Beyond task diversity: provable representation transfer for sequential multitask linear bandits

Authors: Thang Duong, Zhi Wang, Chicheng Zhang

NeurIPS 2024 | Conference PDF | Archive PDF | Plain Text | LLM Run Details

Reproducibility Variable Result LLM Response
Research Type Experimental We also demonstrate empirically on synthetic data that our algorithm outperforms baseline algorithms, which rely on the task diversity assumption. In this section, we compare the performance of our BOSS algorithm with the baselines on synthetic environments.
Researcher Affiliation Academia Thang Duong University of Arizona thangduong@arizona.edu Zhi Wang University of Wisconsin Madison zhi.wang@wisc.edu Chicheng Zhang University of Arizona chichengz@cs.arizona.edu
Pseudocode Yes Algorithm 1 Meta-Exploration procedure, Algorithm 2 Meta-Exploitation procedure, Algorithm 3 BOSS: Bandit Online Subspace Selection for Sequential Multitask Linear Bandits.
Open Source Code Yes The code for our paper can be found at https://github.com/duongnhatthang/BOSS
Open Datasets No The paper mentions "synthetic data" and a "simulated adversarial environment" but does not provide a link, DOI, or formal citation for accessing this data. No public dataset is referenced.
Dataset Splits No The paper uses synthetic data and does not specify any training, validation, or test splits.

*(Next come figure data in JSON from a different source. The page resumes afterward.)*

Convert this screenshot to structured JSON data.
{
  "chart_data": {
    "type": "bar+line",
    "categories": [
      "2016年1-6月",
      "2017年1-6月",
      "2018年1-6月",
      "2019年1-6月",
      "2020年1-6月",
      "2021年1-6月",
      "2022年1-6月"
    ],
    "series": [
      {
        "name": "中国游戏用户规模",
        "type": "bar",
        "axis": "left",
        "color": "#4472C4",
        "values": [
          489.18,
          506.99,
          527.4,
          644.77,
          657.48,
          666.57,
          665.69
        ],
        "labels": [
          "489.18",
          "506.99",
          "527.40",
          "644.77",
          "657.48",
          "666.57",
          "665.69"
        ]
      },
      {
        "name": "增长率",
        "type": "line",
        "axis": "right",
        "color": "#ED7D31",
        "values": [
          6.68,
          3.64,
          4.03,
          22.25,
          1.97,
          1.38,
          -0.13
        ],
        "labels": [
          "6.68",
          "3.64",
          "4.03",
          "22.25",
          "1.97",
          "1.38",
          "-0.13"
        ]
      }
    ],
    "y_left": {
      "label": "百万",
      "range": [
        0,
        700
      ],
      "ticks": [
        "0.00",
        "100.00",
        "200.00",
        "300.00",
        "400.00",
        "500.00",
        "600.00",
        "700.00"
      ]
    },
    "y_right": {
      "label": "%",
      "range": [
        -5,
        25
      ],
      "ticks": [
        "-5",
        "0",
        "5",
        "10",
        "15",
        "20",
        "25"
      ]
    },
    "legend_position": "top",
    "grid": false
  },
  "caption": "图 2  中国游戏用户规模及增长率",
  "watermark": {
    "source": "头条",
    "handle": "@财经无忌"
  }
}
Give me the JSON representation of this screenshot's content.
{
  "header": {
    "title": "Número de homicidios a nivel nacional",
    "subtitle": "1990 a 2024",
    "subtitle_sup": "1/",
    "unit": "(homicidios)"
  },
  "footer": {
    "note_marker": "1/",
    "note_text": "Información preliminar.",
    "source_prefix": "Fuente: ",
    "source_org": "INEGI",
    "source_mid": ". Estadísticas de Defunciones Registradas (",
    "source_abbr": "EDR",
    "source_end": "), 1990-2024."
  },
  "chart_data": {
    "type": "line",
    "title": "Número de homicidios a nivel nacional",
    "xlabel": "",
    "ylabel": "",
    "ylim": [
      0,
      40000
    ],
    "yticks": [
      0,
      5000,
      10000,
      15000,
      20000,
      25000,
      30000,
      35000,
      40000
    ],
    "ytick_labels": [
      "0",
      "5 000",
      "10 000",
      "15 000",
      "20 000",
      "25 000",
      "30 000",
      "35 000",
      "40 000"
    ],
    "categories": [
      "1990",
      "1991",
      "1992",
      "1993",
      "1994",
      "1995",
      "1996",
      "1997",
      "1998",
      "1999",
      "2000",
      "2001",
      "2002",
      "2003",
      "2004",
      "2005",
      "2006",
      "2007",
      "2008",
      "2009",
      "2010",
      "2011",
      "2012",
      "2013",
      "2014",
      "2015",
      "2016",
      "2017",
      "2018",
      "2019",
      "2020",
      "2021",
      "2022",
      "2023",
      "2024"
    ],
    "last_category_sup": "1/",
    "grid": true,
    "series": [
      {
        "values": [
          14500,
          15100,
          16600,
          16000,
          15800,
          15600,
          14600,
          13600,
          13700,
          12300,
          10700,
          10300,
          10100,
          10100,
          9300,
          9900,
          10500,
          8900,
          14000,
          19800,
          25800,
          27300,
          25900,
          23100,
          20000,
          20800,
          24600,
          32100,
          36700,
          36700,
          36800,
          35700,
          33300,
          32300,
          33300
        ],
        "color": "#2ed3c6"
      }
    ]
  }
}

It sets a global parameter `(N, τ, d, m) = (4000, 500, 10, 3)` for the simulated environment but does not detail how data points within this simulation are partitioned for training, validation, or testing.
Hardware Specification No The paper does not provide any specific details about the hardware used for running the experiments, such as CPU/GPU models, memory, or specific computing platforms.
Software Dependencies No The paper mentions that the code is available on GitHub but does not list any specific software dependencies with version numbers (e.g., Python version, specific libraries like PyTorch or TensorFlow, or their versions).
Experiment Setup Yes The setting is (N, τ, d, m) = (4000, 500, 10, 3). The hyper-parameters p, τ1, τ2, and α of all algorithms, where it applies, are tuned. In Figure 2/3, specific hyperparameters like τ1 = 400, τ2 = 50 and τ1 = 1000, τ2 = 300 are mentioned for different experiments.